The ScrewTape Letters by C. S. Lewis: A Commentary, part 4

Literary sources for The Screwtape Letters

        This is part 4 in a series of blog posts that is dedicated to The Screwtape Letters by C. S. Lewis. To see part 1, click here; to see part 2, click here; to see part 3, click here. In part 1 we introduced the Screwtape Letters and provided a brief outline of the book. In part 2 we began an analysis of the literary sources that inspired the Screwtape Letters. The two most obvious literary sources for The Screwtape Letters are (1) the biblical teachings on angels, demons, and sin, and (2) John Milton’s Paradise Lost. In this section on the literary sources of the Letters we are considering, first of all, how these two primary sources have inspired Lewis’s Screwtape Letters, and we will then go on to point out some of the other sources that are referred to (and sometimes quoted) in the Screwtape Letters. In part 2 we considered the biblical inspiration behind the Screwtape Letters, and in part 3 we looked at the influence of Milton's Paradise Lost. Today, in this blog post, we will look at a number of other influences, and references to other literature, that can be seen in the ScrewTape Letters (I would love to look at the influence of Dante's Inferno, but circumstances keep me from pursuing this avenue for the time being. Hopefully circumstances will change in the near future.).

Other References in the Screwtape Letters

            Lewis was a prolific reader of all kinds of books, and an expert in ancient, medieval, and renaissance literature. It is, I think, wishful thinking to attempt to note every single allusion to an author, reference to an author, or citation of an author, even in this short book. So, in the rest of this section we will just note some of the more obvious references to other authors and literature.

            In the second letter Lewis mentions the nursery book, Stories from the Odyssey by Jeanie Lang,[1] which is an adaptation of Homer’s Odyssey for children. In the fourth letter Lewis has Screwtape quote Samuel Taylor Coleridge, from the Pains of Sleep, to the effect that “he did not pray ‘with moving lips and bended knees’ but merely ‘composed his spirit to love’ and indulged ‘a sense of supplication’.”[2] This quote comes from the very first stanza of Coleridge’s poem, where he says,

Here on my bed my limbs I lay,
It hath not been my use to pray
With moving lips or bended knees ;
But silently, by slow degrees,
My spirit I to Love compose,
In humble trust mine eye-lids close,
With reverential resignation,
No wish conceived, no thought exprest,
Only a sense of supplication ;
A sense o'er all my soul imprest
That I am weak, yet not unblest,
Since in me, round me, everywhere
Eternal strength and wisdom are.[3]

            This poem of Coleridge is presented, by C. S. Lewis, as a type of prayer that won’t bring anyone closer to God. Later in the same letter Screwtape tells the younger demon to keep his subject from praying “Not to what I think thou art but to what thou knowest thyself to be.”[4] This is, most likely, an adaptation of some lines in the opening paragraph of Augustine’s Confessions, though there are similar thoughts in the first chapter of Anselm’s Proslogion. Either way, both of these great books are written as prayers to God, and both of these great authors talk about how great God is, and how much he transcends their weak ideas of Him. This is, surely, the inspiration for the quote above.

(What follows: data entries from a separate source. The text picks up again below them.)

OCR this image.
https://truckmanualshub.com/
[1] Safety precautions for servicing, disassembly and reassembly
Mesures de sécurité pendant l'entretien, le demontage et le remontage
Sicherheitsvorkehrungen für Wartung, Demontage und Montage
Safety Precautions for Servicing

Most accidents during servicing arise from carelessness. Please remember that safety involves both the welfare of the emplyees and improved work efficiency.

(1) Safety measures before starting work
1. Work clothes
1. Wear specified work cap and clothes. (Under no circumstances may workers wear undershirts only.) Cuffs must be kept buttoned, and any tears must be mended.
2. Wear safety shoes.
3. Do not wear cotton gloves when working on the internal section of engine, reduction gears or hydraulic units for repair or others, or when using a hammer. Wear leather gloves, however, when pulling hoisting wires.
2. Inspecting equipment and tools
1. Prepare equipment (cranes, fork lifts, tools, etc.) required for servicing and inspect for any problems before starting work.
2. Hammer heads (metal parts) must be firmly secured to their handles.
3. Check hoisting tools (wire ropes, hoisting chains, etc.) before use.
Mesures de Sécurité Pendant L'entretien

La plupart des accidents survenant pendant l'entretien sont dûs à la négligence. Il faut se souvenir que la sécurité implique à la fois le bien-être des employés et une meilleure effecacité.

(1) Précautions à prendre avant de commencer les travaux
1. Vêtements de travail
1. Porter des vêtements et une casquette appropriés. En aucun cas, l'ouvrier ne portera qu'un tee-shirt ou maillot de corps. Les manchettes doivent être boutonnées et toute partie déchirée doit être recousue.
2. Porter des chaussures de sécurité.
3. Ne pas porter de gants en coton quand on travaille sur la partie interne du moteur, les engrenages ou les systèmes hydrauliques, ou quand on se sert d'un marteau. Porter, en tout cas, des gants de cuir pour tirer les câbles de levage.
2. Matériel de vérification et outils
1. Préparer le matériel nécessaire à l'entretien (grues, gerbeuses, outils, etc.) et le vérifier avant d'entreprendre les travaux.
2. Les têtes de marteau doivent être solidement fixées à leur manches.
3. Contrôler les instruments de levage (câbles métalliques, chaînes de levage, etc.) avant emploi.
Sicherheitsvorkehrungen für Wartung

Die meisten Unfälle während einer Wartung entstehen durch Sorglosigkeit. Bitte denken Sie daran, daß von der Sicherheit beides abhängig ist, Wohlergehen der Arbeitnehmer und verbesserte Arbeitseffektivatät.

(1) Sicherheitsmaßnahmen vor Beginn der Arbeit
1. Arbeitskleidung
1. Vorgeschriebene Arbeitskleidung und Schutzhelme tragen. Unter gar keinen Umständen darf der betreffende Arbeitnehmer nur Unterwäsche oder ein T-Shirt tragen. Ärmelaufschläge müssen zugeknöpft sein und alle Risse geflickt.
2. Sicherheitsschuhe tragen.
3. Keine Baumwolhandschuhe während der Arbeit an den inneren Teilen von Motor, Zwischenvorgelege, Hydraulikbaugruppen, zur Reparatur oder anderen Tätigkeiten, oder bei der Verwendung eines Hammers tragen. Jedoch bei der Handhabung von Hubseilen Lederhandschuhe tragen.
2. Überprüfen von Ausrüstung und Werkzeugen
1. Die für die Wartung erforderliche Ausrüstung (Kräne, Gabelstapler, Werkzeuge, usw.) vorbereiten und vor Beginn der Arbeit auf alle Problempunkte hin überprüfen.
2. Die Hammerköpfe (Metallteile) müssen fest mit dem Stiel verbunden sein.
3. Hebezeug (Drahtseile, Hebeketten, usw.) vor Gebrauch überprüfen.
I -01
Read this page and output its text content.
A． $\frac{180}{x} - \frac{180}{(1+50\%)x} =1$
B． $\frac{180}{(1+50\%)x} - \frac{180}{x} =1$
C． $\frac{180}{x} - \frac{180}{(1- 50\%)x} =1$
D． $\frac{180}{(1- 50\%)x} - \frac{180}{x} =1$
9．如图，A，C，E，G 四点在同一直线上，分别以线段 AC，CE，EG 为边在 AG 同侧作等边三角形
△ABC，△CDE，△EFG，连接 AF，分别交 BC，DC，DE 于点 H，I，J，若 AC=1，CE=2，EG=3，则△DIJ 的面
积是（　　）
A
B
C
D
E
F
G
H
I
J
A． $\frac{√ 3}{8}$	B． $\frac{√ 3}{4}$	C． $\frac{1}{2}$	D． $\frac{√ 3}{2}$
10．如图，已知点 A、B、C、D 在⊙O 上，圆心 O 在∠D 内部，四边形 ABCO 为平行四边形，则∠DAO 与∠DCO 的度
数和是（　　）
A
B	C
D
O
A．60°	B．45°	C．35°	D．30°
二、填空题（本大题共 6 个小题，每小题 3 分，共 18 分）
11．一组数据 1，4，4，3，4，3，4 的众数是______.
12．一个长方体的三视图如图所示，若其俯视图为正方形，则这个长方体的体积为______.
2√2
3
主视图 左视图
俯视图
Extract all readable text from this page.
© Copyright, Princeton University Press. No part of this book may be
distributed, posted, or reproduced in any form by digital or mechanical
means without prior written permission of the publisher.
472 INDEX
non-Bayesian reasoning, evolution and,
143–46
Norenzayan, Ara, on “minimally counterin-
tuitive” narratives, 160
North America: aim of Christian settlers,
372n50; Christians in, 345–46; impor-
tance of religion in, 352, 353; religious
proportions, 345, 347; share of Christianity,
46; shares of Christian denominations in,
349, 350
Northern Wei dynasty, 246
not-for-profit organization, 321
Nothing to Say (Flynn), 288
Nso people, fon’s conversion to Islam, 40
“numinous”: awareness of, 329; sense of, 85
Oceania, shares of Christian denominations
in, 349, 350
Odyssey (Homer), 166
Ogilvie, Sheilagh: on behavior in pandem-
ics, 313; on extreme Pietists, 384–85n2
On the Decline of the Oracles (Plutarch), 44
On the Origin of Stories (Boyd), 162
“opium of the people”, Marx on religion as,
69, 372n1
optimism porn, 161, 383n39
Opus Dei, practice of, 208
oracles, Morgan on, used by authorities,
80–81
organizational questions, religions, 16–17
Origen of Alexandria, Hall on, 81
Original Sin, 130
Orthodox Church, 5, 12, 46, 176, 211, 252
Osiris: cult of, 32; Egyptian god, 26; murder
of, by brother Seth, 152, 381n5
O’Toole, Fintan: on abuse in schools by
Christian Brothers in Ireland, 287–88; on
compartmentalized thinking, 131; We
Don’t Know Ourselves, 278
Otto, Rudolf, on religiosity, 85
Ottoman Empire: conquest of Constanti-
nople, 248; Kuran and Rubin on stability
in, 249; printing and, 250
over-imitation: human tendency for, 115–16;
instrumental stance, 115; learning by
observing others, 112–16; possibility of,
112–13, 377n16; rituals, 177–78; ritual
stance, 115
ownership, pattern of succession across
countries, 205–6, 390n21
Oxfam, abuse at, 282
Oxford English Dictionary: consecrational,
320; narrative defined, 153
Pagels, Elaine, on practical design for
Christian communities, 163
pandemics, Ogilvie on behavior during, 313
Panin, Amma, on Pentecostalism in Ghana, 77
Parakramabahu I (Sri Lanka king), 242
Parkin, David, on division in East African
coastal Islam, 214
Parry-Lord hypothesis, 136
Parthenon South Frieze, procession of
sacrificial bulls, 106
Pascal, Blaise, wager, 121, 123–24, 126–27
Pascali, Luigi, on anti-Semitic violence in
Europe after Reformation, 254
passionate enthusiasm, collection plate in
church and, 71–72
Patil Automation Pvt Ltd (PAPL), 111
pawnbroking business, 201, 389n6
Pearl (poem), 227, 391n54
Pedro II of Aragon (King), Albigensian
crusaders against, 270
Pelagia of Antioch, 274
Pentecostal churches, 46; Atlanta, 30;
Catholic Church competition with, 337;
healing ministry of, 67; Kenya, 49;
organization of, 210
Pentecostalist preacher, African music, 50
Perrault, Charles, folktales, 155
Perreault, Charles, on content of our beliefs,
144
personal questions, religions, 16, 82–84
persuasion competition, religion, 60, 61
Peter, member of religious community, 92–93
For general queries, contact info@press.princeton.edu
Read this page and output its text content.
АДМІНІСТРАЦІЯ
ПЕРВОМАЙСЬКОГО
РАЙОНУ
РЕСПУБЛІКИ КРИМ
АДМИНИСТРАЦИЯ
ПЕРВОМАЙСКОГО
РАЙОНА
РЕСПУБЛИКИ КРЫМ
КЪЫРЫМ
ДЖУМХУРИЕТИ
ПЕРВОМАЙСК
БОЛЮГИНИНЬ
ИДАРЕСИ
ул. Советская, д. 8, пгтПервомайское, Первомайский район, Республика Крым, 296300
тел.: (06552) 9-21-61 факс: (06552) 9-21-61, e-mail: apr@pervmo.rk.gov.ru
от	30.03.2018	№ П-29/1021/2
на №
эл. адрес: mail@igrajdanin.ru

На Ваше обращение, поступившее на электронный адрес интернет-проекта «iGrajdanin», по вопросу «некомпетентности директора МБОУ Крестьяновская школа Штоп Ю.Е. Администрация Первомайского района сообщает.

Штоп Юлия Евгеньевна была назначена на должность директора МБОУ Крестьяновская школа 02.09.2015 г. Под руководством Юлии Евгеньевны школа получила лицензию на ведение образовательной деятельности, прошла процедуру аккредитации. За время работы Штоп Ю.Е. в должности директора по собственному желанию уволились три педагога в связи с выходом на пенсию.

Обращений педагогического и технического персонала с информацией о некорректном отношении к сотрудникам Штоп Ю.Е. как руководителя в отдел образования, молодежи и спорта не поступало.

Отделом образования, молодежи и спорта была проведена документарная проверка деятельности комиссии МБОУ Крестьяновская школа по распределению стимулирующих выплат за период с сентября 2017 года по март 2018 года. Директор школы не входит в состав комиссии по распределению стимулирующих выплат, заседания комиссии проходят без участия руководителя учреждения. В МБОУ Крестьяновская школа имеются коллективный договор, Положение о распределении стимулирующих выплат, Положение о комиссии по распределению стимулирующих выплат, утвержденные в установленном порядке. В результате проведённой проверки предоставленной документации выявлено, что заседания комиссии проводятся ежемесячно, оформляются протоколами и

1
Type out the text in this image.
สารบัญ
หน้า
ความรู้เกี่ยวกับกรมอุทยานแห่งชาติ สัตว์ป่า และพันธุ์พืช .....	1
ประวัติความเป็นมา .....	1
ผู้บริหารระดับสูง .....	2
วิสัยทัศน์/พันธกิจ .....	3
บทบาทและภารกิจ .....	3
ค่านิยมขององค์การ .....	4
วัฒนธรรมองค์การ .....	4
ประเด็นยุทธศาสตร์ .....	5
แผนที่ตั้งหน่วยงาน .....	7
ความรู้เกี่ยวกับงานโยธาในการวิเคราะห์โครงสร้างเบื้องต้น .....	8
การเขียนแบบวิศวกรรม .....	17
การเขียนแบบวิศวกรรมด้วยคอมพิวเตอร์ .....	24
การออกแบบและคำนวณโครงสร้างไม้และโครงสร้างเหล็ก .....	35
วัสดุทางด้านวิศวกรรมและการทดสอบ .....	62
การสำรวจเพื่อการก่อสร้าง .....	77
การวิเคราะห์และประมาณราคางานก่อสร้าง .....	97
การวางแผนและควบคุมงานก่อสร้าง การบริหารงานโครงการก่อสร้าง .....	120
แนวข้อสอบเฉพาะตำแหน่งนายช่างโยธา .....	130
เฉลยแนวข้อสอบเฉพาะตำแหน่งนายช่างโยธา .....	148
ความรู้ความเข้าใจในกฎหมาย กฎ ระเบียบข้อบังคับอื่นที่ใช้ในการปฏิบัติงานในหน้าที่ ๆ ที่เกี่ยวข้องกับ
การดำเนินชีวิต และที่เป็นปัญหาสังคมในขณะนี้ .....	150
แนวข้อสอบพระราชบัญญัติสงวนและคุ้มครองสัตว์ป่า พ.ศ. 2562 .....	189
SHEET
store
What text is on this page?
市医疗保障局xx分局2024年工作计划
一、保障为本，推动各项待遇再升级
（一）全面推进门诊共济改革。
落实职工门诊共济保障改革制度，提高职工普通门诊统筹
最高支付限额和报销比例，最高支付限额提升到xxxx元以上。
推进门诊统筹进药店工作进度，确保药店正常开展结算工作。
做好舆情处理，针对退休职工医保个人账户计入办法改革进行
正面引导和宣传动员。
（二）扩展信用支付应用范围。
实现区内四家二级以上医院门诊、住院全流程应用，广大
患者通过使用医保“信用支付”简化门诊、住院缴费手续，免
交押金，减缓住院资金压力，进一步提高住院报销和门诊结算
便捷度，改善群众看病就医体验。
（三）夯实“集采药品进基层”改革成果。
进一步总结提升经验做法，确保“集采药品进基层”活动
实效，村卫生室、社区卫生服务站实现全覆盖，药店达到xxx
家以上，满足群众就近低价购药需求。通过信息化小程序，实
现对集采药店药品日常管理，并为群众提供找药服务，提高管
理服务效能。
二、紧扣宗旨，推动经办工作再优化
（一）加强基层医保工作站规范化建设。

            In the first paragraph of the seventh letter Lewis has Screwtape refer to what he calls “Life Force”. This might not mean much to people today, but, in the late 1800s and early 1900s a philosophy began to gain popularity whose distinguishing feature was its reference to the Life Force. We see Life Force philosophy in George Bernard Shaw, as well as in Henri Bergson, both of whom Lewis was quite familiar with.

            At the end of the twelfth letter we find a quote from The Book of Common Prayer of the Church of England, “without whom Nothing is strong”.[5] The quote is specifically from the prayer that is to be said on the fourth Sunday after Trinity. The prayer reads, “O God, the protector of all that trust in thee, without whom nothing is strong, nothing is holy”.[6] In the thirteenth letter Lewis mentions Childe Harold and Werther as being “submerged in self-pity for imaginary distresses.”[7] Childe Harold is a reference to a four-part narrative poem, written in the 1800s by the Lord Byron, called Childe Harold’s Pilgrimage. Werther is a reference to The Sorrows of Young Werther by Johann Wolfgang von Goethe. At the end of the thirteenth letter we find a quote from Joseph Butler’s The Analogy of Religion, pt. 1, chapter 5, section 2, “Active habits are strengthened by repetition but passive ones are weakened.”[8] When we look at what Butler actually says, we find that Lewis has adapted it for his purposes. Here is Butler’s actual statement, “And from these two observations together—that practical habits are formed and strengthened by repeated acts, and that passive impressions grow weaker by being repeated upon us — it must follow that active habits may be gradually forming and strengthening by a course of acting upon such and such motives and excitements, whilst these motives and excitements themselves are, by proportionable degrees, growing less sensible.”[9]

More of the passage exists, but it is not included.